Both of us know that some violins will choke under the pressure, while the others strive for it. Long term exposure to excessively high tension strings can damage the top plate in some instruments beyond repair.

Be the one to establish the standard!

In the meantime, let us agree that we disagree.

December 20, 2012 at 02:54 PM · Someone who has a violin from the maker I just bought from loves Warchal strings for his instrument so I will definitely be trying them out on mine.

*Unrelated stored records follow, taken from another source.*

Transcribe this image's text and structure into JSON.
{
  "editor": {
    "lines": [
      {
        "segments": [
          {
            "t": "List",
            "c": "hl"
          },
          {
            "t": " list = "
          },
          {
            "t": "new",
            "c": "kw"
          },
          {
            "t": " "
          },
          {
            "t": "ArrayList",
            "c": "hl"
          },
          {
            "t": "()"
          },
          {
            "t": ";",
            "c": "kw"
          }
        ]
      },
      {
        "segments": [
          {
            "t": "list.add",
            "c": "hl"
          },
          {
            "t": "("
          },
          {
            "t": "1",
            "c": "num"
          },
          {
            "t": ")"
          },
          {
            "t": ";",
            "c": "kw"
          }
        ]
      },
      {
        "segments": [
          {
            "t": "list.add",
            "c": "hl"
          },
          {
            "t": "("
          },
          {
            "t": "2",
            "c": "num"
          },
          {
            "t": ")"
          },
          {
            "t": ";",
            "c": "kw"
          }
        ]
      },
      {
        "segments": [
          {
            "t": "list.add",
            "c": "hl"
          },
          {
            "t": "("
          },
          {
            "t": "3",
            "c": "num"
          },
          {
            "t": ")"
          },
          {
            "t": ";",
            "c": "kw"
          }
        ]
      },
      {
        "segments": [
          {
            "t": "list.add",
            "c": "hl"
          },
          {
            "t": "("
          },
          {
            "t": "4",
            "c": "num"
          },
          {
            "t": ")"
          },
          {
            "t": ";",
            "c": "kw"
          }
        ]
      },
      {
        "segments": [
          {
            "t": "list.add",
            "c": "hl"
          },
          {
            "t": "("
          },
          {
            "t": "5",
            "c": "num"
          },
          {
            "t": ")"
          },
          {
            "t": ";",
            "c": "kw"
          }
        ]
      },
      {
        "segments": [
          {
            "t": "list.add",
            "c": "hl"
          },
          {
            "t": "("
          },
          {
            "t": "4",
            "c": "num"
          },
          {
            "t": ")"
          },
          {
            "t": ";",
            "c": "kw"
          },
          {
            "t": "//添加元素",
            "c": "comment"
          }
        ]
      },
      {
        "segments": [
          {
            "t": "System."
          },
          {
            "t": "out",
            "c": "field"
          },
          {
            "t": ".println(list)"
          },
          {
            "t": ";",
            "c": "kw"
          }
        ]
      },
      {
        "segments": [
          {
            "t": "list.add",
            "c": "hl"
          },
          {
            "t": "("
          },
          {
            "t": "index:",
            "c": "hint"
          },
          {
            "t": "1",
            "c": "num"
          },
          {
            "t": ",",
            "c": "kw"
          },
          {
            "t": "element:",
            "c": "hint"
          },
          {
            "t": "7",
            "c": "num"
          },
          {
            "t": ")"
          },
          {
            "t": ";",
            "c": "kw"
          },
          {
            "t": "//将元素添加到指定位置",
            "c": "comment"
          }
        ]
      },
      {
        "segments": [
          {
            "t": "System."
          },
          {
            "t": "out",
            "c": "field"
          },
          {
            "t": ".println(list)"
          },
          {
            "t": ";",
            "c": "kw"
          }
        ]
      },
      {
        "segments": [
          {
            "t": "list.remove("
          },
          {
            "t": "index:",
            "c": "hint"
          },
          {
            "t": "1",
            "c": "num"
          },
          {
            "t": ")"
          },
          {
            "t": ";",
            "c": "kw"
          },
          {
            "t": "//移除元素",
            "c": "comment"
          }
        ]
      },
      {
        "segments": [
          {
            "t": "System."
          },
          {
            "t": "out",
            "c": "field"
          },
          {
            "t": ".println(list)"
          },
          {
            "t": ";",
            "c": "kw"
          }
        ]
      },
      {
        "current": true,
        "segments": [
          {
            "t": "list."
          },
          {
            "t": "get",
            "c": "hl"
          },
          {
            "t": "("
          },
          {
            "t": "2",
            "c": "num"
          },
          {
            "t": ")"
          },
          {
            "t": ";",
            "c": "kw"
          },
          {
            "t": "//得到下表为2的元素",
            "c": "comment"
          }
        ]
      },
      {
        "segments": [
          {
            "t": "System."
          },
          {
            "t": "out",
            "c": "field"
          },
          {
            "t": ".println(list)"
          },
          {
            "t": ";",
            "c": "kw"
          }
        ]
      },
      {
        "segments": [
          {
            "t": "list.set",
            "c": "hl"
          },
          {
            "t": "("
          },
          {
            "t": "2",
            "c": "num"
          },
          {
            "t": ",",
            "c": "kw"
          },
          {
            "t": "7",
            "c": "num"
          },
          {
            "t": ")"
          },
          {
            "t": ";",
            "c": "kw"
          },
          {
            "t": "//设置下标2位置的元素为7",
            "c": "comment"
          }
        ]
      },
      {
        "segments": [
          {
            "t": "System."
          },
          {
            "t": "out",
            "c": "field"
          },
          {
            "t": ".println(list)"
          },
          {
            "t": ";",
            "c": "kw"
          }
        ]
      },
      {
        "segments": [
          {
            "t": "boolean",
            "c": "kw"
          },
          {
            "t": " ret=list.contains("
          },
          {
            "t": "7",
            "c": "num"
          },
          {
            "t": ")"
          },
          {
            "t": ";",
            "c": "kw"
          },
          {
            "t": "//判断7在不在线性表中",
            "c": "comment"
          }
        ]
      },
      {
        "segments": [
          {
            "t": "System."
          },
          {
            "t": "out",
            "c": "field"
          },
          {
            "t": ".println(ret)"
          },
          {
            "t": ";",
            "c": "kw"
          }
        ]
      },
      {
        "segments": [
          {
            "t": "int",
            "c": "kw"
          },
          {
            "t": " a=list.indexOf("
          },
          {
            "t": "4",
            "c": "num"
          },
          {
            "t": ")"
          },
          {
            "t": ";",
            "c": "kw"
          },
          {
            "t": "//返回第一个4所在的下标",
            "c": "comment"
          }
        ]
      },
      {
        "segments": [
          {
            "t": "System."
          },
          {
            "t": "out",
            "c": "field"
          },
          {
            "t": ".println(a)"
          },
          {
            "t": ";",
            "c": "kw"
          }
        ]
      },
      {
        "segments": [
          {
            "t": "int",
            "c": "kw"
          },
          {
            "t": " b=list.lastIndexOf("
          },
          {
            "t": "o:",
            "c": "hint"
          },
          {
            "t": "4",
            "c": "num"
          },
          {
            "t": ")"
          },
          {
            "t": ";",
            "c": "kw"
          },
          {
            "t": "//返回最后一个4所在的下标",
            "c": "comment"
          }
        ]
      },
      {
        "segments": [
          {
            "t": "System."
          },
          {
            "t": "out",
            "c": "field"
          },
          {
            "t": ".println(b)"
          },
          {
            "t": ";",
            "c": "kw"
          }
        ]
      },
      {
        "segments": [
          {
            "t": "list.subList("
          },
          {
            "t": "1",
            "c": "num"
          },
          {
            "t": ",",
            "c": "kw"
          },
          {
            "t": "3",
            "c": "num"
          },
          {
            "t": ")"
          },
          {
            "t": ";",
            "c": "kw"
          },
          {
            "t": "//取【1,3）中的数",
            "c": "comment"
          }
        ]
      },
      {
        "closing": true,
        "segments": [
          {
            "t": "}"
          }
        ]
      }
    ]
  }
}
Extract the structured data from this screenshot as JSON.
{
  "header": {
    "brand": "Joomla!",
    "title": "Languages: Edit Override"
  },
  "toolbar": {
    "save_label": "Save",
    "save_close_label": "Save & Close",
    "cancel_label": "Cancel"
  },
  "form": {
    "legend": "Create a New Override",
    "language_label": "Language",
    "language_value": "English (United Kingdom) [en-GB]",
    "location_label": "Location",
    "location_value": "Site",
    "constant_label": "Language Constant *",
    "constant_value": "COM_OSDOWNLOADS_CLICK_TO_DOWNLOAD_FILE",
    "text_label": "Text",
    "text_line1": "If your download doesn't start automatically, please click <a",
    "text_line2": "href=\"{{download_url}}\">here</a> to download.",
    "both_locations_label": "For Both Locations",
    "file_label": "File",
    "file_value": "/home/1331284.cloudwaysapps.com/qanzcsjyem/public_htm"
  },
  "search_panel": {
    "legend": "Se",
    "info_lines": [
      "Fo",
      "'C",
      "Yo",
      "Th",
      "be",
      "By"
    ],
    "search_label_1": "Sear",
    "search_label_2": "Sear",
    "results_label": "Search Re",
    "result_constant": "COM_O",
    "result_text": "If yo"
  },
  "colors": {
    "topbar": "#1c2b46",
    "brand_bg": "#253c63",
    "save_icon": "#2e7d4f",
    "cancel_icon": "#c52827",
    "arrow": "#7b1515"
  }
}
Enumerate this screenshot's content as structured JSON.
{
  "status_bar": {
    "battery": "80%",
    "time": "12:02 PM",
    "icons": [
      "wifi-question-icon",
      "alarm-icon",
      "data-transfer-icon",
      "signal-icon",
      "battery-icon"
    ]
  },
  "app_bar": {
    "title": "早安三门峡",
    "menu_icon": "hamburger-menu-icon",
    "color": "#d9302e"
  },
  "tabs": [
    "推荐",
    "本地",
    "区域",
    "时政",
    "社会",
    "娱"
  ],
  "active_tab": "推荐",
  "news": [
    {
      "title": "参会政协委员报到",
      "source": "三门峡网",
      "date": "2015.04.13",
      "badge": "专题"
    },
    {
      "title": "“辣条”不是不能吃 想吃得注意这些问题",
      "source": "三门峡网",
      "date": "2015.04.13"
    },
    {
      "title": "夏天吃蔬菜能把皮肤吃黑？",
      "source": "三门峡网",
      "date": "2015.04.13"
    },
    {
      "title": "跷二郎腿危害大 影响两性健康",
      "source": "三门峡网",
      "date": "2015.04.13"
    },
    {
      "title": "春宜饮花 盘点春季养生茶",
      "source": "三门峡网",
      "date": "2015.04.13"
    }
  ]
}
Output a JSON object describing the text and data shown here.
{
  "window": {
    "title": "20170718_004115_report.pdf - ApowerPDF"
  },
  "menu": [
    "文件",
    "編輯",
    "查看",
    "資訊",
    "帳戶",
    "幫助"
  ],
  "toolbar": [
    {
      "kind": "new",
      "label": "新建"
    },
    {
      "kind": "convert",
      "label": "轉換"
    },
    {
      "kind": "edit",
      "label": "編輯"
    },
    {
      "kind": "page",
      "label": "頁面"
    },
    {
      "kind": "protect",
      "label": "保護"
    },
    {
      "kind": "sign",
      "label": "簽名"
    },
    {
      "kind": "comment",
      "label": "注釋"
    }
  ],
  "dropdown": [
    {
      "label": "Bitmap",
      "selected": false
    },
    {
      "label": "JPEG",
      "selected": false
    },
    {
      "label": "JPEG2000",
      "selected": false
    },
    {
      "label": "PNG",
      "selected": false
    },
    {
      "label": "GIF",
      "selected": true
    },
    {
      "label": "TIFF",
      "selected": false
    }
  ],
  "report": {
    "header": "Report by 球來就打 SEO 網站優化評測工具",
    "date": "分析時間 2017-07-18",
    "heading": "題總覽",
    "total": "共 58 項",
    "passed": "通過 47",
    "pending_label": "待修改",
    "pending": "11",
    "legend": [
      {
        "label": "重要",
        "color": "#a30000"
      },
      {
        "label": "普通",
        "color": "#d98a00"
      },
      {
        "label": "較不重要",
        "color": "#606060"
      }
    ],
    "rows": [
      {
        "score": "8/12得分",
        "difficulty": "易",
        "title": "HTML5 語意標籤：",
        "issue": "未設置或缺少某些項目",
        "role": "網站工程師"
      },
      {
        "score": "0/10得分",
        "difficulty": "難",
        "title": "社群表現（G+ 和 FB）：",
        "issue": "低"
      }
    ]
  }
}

December 21, 2012 at 10:56 AM · I agree with Rocky about Warchal not publishing their string tensions. I find it very unhelpful and annoying. On the other I have found the published data from other manufacturers to be useful in helping me find my way around their product range, and in comparing across different makers' ranges. This in spite of their data apparently not being comparable according to Mr. Warchal.

Presumably, Warchal could manage to be consistent in their own measurements across their own products, and so we could have a more informed choice about their different strings without spending any money.

December 21, 2012 at 04:52 PM · Thanks for your questions and feedback. Please call me simply Bohdan.

As for the Terry's questions:

1. A am not sure whether such cleaning procedure could improve the sound quality. Instruments seem to soud better of worse according to actual weather, our mood e.t.c. :-)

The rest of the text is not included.